Before you can implement Belbin and DISC vocabulary modules, you need to know which AgentDescriptor field they belong to. That sounds like a small question. It isn’t.

My first instinct was to treat DISC the same as Belbin: both give agents named types, both are personality-adjacent, both would end up in casehub-eidos-vocab. So DISC as a slot vocabulary — slot="dominance" the way you’d write slot="shaper". That’s wrong, and the error matters architecturally.

Belbin roles are assigned. A team decides you’re the Co-ordinator or the Shaper — that’s the role you fill in this team context. DISC types are measured. You are a D-type wherever you go, regardless of the team. The slot field is for “what role do you play here?” DISC answers a different question: “how do you behave anywhere?” That’s a disposition field, not a slot.

The correction unlocked something better. AgentDescriptor has a slotVocabulary field for role assignment and a dispositionVocabulary field for behavioral style. An agent can hold both simultaneously:

slotVocabulary        = "urn:casehub:vocab:belbin"
dispositionVocabulary = "urn:casehub:vocab:disc"
slot                  = "co-ordinator"
disposition.socialOrient  = "dominance"

A Co-ordinator who is also a D-type is genuinely interesting — the Belbin role implies facilitative on socialOrient; the DISC type implies independent. They diverge. That divergence is information: the role describes what the team expects of this agent, the DISC type describes how the agent actually behaves. If they match, the agent fits the role cleanly. If they don’t, you know where to look for friction.

Then the API gap showed up.

VocabularyRegistry.equivalentValues(fromVocab, value, toVocab) takes no axis parameter. A Dominance type maps to independent on socialOrient, flexible on ruleFollowing, bold on riskAppetite, autonomous on autonomy — four different Conscientiousness terms for the same DISC type, depending which axis you’re resolving. The current signature can’t express that. The Belbin half of eidos#26 can proceed; the DISC half is blocked until eidos#40 resolves the API extension.

A few other things surfaced during the eleven-framework mapping exercise. The Completer Finisher maps to autonomy: semi-autonomous, not directed — which was my initial call. The CF role is defined by internal perfectionism, not instruction-following. They’re driven by their own exacting quality judgment, not by what they’re told to do. directed was the wrong model. Similarly, the KAI instrument scores 32–160 with higher scores indicating the Innovator pole. Counter-intuitive if you expect “high score = more conventional,” and the draft had it backwards.

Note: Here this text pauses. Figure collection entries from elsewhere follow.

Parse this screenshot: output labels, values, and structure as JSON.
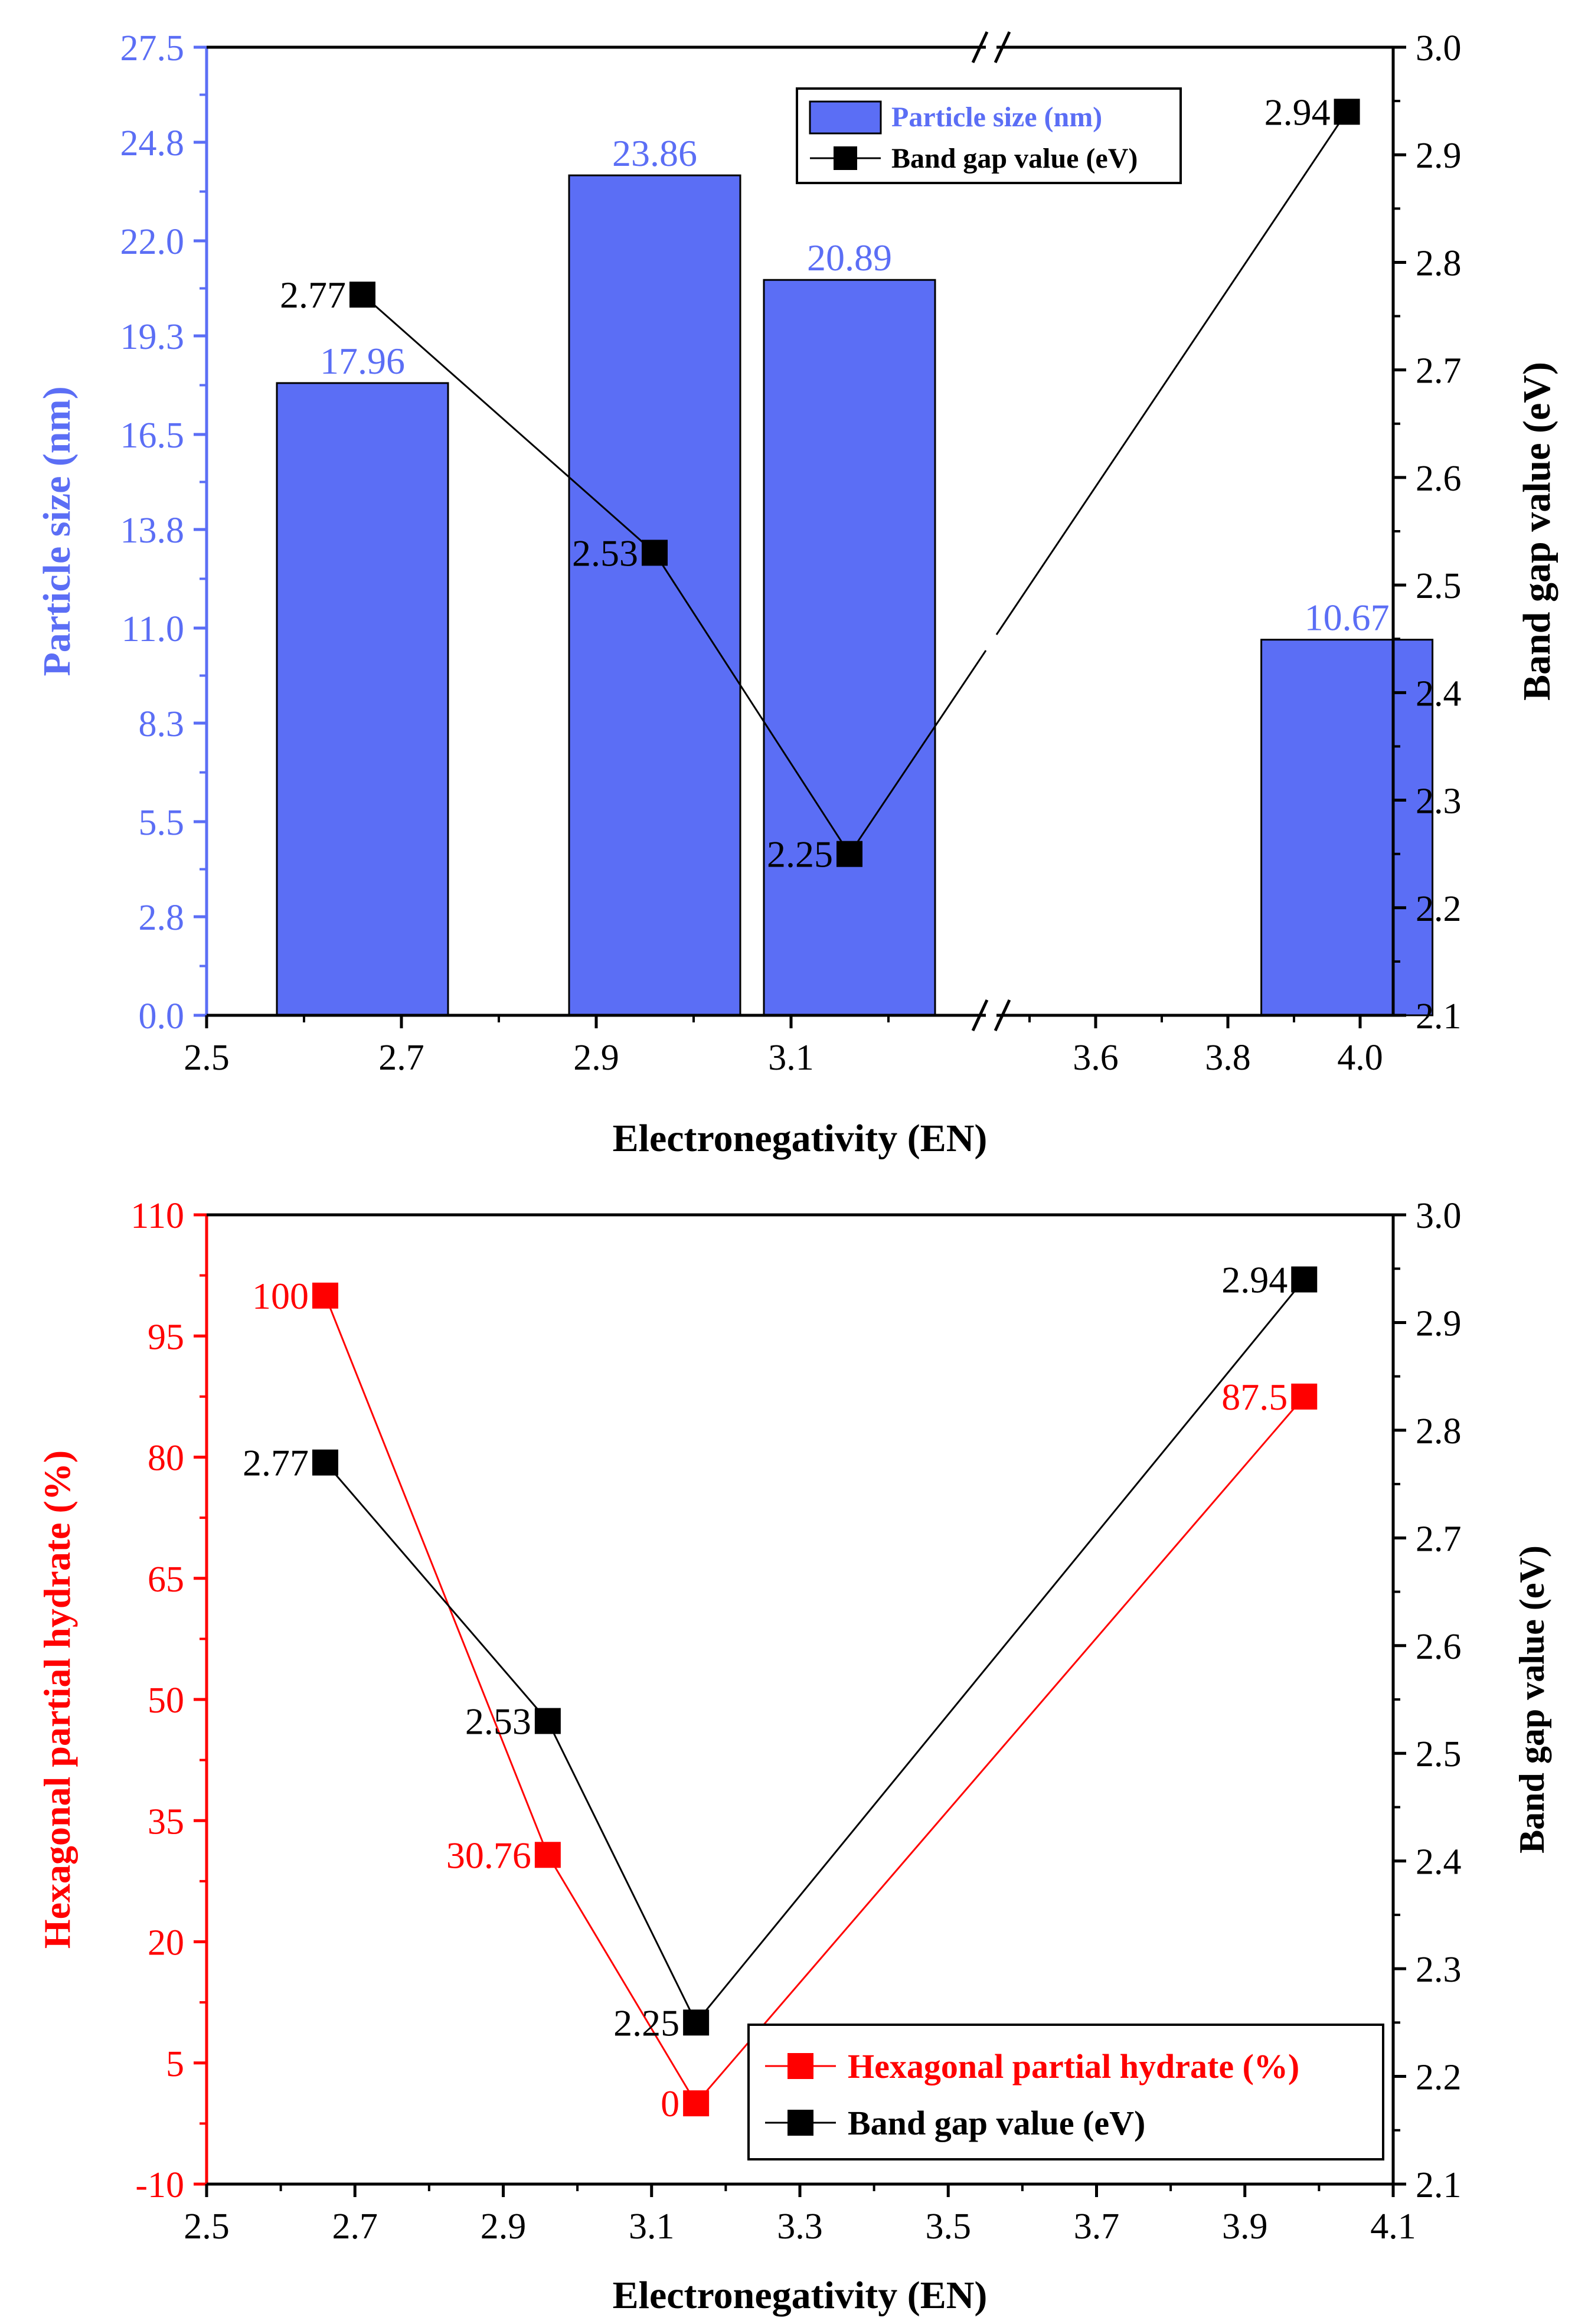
{
  "colors": {
    "bar_fill": "#5b6ef5",
    "bar_stroke": "#000000",
    "blue_axis": "#5b6ef5",
    "red": "#ff0000",
    "black": "#000000"
  },
  "chart_data": [
    {
      "type": "bar+line",
      "title": "",
      "xlabel": "Electronegativity (EN)",
      "ylabel_left": "Particle size (nm)",
      "ylabel_right": "Band gap value (eV)",
      "axis_break": true,
      "x_ticks_left_segment": [
        "2.5",
        "2.7",
        "2.9",
        "3.1"
      ],
      "x_ticks_right_segment": [
        "3.6",
        "3.8",
        "4.0"
      ],
      "x_segments": [
        [
          2.5,
          3.3
        ],
        [
          3.45,
          4.05
        ]
      ],
      "ylim_left": [
        0,
        27.5
      ],
      "y_ticks_left": [
        "0.0",
        "2.8",
        "5.5",
        "8.3",
        "11.0",
        "13.8",
        "16.5",
        "19.3",
        "22.0",
        "24.8",
        "27.5"
      ],
      "ylim_right": [
        2.1,
        3.0
      ],
      "y_ticks_right": [
        "2.1",
        "2.2",
        "2.3",
        "2.4",
        "2.5",
        "2.6",
        "2.7",
        "2.8",
        "2.9",
        "3.0"
      ],
      "bars": {
        "name": "Particle size (nm)",
        "x": [
          2.66,
          2.96,
          3.16,
          3.98
        ],
        "values": [
          17.96,
          23.86,
          20.89,
          10.67
        ],
        "labels": [
          "17.96",
          "23.86",
          "20.89",
          "10.67"
        ]
      },
      "line": {
        "name": "Band gap value (eV)",
        "x": [
          2.66,
          2.96,
          3.16,
          3.98
        ],
        "values": [
          2.77,
          2.53,
          2.25,
          2.94
        ],
        "labels": [
          "2.77",
          "2.53",
          "2.25",
          "2.94"
        ]
      },
      "legend": [
        "Particle size (nm)",
        "Band gap value (eV)"
      ],
      "legend_position": "top-right"
    },
    {
      "type": "line",
      "title": "",
      "xlabel": "Electronegativity (EN)",
      "ylabel_left": "Hexagonal partial hydrate (%)",
      "ylabel_right": "Band gap value (eV)",
      "xlim": [
        2.5,
        4.1
      ],
      "x_ticks": [
        "2.5",
        "2.7",
        "2.9",
        "3.1",
        "3.3",
        "3.5",
        "3.7",
        "3.9",
        "4.1"
      ],
      "ylim_left": [
        -10,
        110
      ],
      "y_ticks_left": [
        "-10",
        "5",
        "20",
        "35",
        "50",
        "65",
        "80",
        "95",
        "110"
      ],
      "ylim_right": [
        2.1,
        3.0
      ],
      "y_ticks_right": [
        "2.1",
        "2.2",
        "2.3",
        "2.4",
        "2.5",
        "2.6",
        "2.7",
        "2.8",
        "2.9",
        "3.0"
      ],
      "series": [
        {
          "name": "Hexagonal partial hydrate (%)",
          "x": [
            2.66,
            2.96,
            3.16,
            3.98
          ],
          "values": [
            100,
            30.76,
            0,
            87.5
          ],
          "labels": [
            "100",
            "30.76",
            "0",
            "87.5"
          ]
        },
        {
          "name": "Band gap value (eV)",
          "x": [
            2.66,
            2.96,
            3.16,
            3.98
          ],
          "values": [
            2.77,
            2.53,
            2.25,
            2.94
          ],
          "labels": [
            "2.77",
            "2.53",
            "2.25",
            "2.94"
          ]
        }
      ],
      "legend": [
        "Hexagonal partial hydrate (%)",
        "Band gap value (eV)"
      ],
      "legend_position": "bottom-right"
    }
  ]
}
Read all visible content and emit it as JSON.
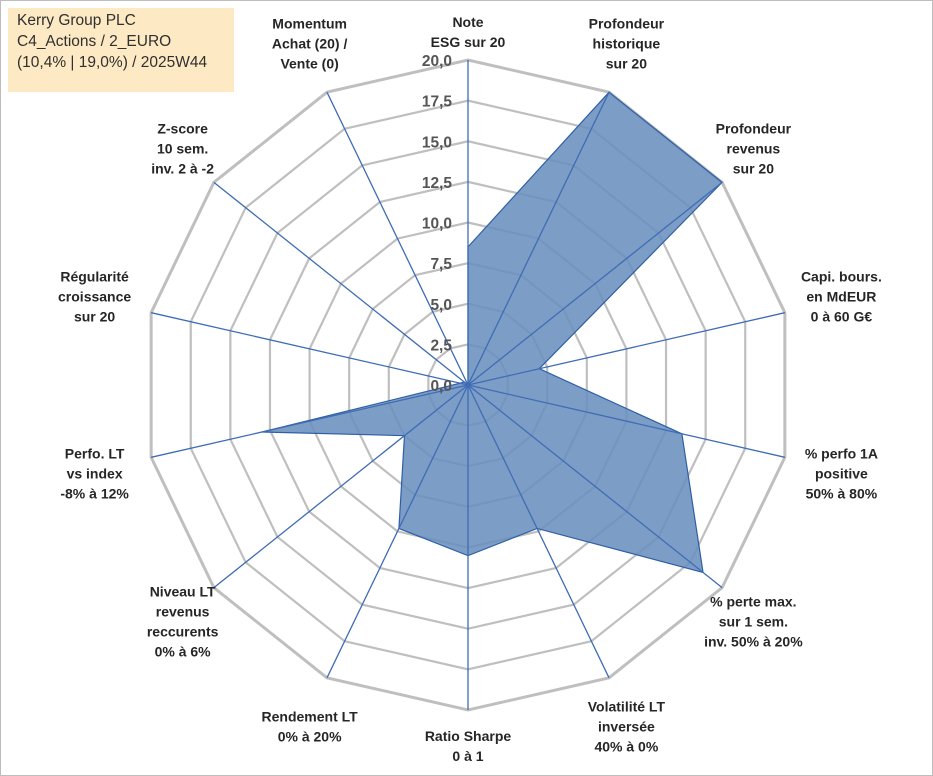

The document that came out of this (docs/personality-frameworks.md) is 828 lines covering eleven frameworks, a cross-reference table, ten compatibility pair ratings, three combination patterns, seven anti-patterns, and vocabulary draft tables for Belbin — tables structured so the #26 implementor can read a row and write a Map.entry(key, new VocabularyTerm(...)) call directly from it. The DISC draft table is there too, annotated with eidos#40 warnings on every axis-resolution column.

The document is the prerequisite. eidos#40 is the next unblock. Once the API shape is decided, eidos#26 can start.